Senate bill which increases look-back period for DUI offenders passes House
03/23/2016 06:38 PM
FRANKFORT – The Kentucky House has passed Senate Bill 56 which would provide stronger penalties for habitual drunk drivers.
SB 56, sponsored by Sen. Dennis Parrett, D-Elizabethtown, passed 98-0, would expand the so called “look-back-period” for prior drunk driving offenses from five to 10 years.
In Kentucky, a fourth DUI conviction in a five-year period is treated as a felony. The clock for determining penalties for offenders is reset after five years under current law. By increasing the look-back period, convictions remain on a person’s record for a longer period of time, which will be a consideration during sentencing for repeat offenders.

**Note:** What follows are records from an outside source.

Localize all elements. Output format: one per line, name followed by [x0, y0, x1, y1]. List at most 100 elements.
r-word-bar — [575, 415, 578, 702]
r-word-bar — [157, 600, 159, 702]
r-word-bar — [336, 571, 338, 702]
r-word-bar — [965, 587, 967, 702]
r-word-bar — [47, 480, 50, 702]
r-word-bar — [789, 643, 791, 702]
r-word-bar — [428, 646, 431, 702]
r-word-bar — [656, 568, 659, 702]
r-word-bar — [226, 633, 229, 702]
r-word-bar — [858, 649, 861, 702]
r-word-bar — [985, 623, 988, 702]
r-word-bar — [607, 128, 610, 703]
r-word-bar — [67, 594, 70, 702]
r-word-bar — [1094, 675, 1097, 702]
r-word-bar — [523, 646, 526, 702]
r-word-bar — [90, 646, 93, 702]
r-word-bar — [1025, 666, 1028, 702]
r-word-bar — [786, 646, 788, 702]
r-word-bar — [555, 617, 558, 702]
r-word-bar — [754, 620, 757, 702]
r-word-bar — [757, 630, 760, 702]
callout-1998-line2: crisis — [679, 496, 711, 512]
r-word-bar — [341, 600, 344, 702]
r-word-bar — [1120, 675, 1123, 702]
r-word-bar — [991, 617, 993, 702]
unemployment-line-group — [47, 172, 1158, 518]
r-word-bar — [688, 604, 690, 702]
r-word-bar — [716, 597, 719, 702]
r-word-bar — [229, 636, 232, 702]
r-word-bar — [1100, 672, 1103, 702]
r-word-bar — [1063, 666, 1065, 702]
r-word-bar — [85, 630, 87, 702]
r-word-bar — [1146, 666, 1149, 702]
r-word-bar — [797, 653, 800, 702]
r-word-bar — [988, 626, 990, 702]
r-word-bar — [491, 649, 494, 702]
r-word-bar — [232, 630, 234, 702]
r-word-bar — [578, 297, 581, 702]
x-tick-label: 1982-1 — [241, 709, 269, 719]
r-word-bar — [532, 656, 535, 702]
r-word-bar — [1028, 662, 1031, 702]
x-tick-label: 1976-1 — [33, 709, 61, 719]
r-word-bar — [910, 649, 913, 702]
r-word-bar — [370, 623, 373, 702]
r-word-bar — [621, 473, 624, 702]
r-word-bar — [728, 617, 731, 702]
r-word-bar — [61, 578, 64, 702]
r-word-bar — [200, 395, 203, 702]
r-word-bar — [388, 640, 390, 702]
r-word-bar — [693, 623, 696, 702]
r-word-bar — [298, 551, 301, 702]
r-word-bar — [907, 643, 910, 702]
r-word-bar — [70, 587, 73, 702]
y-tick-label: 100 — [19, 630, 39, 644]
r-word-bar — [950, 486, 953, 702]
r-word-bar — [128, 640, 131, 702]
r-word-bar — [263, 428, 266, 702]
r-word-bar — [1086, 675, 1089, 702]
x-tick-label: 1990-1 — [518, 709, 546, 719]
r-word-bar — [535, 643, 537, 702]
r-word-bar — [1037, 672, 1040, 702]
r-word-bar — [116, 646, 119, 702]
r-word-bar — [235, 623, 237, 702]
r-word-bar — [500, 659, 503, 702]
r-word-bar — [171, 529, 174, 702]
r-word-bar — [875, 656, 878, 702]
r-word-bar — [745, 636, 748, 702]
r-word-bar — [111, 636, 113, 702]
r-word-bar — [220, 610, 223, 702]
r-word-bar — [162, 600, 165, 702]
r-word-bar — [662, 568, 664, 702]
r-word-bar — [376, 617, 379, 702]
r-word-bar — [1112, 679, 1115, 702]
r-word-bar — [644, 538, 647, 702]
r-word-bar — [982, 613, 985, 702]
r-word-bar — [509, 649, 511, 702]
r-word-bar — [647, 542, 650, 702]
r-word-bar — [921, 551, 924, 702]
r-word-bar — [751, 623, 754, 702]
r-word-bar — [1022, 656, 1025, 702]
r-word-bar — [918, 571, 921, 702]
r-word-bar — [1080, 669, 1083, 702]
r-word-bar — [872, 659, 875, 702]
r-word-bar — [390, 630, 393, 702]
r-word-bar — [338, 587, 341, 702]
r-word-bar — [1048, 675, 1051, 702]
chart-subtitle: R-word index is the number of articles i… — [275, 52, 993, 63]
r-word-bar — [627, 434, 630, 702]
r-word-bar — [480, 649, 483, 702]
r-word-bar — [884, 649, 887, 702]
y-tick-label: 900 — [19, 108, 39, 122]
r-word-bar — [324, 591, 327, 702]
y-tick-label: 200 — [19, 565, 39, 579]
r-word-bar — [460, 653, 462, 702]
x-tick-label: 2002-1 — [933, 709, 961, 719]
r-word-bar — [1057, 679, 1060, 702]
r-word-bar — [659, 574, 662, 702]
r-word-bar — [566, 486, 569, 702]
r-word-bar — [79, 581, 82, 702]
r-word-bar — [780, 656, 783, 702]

The act will be known as the “Brianna Taylor Act”, in honor of a 17-year-old Elizabethtown High School graduate who was killed in an auto accident in 2014 caused by a recurring DUI offender, who could only be charged with the first offense driving under the influence because of the look-back limits.
The bill also changes the days that a report must be filed with the Administrative Office of the Court to 180 days from 90 days because of the time it takes to perform lab testing.
Rep. Robert Benvenuti, R-Lexington, voted in favor of the bill in honor of his friend, Lexington attorney Mark Hinkel, 57, who was killed by a repeat drunken driver exactly ten months ago Wednesday in Scott County.
That driver had up to nine previous DUI offenses — most occurring in the five years before Hinkel’s death, according to news reports on the case.
“My friend Mark Hinkel was involved in a bicycle race and as he traveled close to the finish line, a habitual drunk driver struck him head on,” Benvenuti said. “And about 39 minutes after he was first contacted by that pickup truck by that habitual drunk driver, he was pronounced dead.”
Rep. Bam Carney, R-Campbellsville, said that it was time to start sending a message that law abiding citizens will be protected from criminal behavior.
“When you make that choice to get behind the wheel intoxicated, it can be any one of us at any time,” Carney said. “As far as I’m concerned it should be a lifetime (look-back). How many chances to you need folks?”
Mark Hinkel’s widow, Mary-Lynn Hinkel was in the gallery to watch the proceedings and was appreciative of the legislators who worked to pass the legislation.
“It’s not going to bring him back, but hopefully this is a step to have this tragedy be prevented for another family to have to go through this,” Hinkel said. “It’s unbearable, and we miss him so much, and I just want to make sure that this doesn’t happen to another family.”
The measure now returns to the Senate, where it passed in January on a 35-1 vote, for that chamber to consider a minor change made to the bill by the House. Because SB 56 contains an emergency clause, it would take effect immediately if it becomes law.
Currently, 31 states currently have a DUI look-back period of at least 10 years. Four states have a lifetime look-back period for DUI.